PF WAN @2.5Gb, PF LAN @2.5Gb, Client @1Gb = Good Speed Test (~800-900Mbps) + Output Drops on Switchport over time.
This has me completely discouraged I am at the point where it does just not seem to make sense to keep messing with this, trying to achieve a WAN speed of 2Gb creates so many issues that its simply not worth it. So I started reverting everything back to 1Gb, i removed the "qos queue-softmax-multiplier 1200" being it really should not be needed and I wanted a clean baseline, this is what I encountered.
Cisco QOS Fix Removed:
FC disabled on WAN, LAN, and Switch.PF WAN @1Gb, PF LAN @2.5Gb, Client @1Gb = Bad Speed Test (~500-600Mbps) + Output Drops on Switchport
PF WAN @1Gb, PF LAN @1Gb, Client @2.5Gb = Output Drops on Switchport
There would be no point running the WAN at 2.5Gb and everything else at 1Gb so I simply did not test.
So in the end the Cisco QOS fix seems to be only a Band-Aid at best, drops will come back and they are random at best.
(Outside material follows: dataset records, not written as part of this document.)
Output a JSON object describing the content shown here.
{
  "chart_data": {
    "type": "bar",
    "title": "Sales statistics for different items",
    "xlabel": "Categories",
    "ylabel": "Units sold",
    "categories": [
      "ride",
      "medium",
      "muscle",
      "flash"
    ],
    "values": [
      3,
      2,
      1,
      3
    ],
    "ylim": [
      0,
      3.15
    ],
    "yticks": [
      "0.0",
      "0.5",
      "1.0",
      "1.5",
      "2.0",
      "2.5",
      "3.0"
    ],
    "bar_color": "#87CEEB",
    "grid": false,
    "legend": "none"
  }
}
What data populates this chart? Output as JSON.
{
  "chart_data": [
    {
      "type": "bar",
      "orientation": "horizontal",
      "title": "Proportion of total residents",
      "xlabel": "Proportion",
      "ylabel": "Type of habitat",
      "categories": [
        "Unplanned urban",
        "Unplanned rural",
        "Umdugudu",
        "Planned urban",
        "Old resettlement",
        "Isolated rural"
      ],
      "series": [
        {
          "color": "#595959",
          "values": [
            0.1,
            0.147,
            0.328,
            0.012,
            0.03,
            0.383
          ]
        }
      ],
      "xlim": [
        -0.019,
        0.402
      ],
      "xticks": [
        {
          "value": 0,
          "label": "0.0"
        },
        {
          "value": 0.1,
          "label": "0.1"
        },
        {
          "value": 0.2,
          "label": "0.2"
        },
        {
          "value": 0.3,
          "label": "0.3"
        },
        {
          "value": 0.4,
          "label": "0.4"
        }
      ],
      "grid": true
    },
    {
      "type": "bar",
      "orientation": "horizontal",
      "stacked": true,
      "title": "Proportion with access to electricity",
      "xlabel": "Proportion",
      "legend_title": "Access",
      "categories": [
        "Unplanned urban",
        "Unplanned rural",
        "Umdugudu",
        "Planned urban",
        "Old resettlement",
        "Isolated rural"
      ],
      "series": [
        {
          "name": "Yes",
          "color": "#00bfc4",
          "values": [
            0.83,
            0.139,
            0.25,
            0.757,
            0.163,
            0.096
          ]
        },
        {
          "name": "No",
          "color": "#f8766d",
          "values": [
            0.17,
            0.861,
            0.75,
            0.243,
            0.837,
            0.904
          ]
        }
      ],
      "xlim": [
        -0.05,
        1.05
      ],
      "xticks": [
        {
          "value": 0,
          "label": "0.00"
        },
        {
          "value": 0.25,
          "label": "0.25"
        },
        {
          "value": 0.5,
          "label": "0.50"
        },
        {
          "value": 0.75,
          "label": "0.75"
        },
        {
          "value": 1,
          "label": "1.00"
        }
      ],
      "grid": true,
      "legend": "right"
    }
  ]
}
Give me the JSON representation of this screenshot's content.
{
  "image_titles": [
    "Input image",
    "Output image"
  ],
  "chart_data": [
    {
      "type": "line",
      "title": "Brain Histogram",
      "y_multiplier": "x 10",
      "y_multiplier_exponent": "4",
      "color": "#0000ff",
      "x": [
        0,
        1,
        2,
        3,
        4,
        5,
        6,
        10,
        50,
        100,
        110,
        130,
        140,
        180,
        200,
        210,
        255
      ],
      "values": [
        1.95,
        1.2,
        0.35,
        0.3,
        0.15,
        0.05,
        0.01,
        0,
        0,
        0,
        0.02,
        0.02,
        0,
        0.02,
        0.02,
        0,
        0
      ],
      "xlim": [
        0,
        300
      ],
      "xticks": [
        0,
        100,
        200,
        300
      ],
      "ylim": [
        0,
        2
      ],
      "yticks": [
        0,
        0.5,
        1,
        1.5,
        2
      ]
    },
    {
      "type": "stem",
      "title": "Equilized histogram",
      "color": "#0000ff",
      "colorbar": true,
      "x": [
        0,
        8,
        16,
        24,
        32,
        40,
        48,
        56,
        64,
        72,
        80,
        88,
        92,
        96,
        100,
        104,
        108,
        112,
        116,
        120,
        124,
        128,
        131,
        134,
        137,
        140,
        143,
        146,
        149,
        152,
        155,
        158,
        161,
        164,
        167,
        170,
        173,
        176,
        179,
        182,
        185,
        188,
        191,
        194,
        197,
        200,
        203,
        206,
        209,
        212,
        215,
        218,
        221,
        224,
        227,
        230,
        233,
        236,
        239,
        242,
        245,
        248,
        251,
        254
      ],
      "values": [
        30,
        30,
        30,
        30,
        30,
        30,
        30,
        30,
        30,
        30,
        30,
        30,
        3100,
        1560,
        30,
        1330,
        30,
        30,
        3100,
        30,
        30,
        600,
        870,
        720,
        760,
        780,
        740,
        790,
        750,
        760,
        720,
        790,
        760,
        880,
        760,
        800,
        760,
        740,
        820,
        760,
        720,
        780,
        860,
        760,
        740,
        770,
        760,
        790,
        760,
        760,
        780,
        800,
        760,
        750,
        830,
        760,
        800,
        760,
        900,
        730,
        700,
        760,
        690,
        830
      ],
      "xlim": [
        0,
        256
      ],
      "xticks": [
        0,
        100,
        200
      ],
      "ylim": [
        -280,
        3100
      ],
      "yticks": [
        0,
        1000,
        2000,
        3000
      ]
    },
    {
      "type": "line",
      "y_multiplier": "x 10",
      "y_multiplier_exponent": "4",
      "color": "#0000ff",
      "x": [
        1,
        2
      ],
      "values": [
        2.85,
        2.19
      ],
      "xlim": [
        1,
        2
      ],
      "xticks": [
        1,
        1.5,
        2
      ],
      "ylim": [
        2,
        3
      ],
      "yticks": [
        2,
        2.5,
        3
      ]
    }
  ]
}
VOIP traffic seems to take the biggest hit. I don't know if PF is the issue or if its these midgrade switches, but this was now been reproduced exactly across a Cisco 3650, Cisco 3850, and a Brocade ICX-7250.
My best solution seems like I should leave everything at 1Gb and call it a day which just kills me inside knowing I'm leaving 50% of my bandwidth behind.
-
@ngr2001 After your test of a computer directly off the modem, I performed a speedtest with the Comcast XB8 in router mode and the Cisco 3850
Comcast Node <--DOCSIS 2.35Gbps--> Comcast XB8 <--2.5GbE--> Cisco 3850
-
Comcast LAN Port 1 GbE: 940/360Mbps
-
Comcast LAN Port 2 GbE: 940/360Mbps
-
Comcast LAN Port 3 GbE: 940/360Mbps
-
Comcast LAN Port 4 2.5GbE <--> Cisco 5-Speed mGig Port 1/0/48 negotiated uplink @ 2.5GbE link
-
Cisco Port 1-36 GbE: 940/360Mbps
-
Cisco Port 37-47 10GbE: 2350/360Mbps
QOS setting removed. This tells me pfSense is the issue.
-
-
I feel like the issue is likely on the PF side too, but which of your results is the bad one, I'm not 100% sure how to interpret your results.
-
@ngr2001 said in Mixing different NIC Speeds (1Gb & 10Gb) Performance Problem Question:
Audio clicks and minor drops on zoom calls etc. I checked the switch logs and sure enough there were a significant amount of drops on my clients switch port. Oddly running a speedtest did not instant create drops, they were just accumulating at what seemed random.
Odd. I am always using VoIP and never experience this. Maybe it is the pfSense limiter?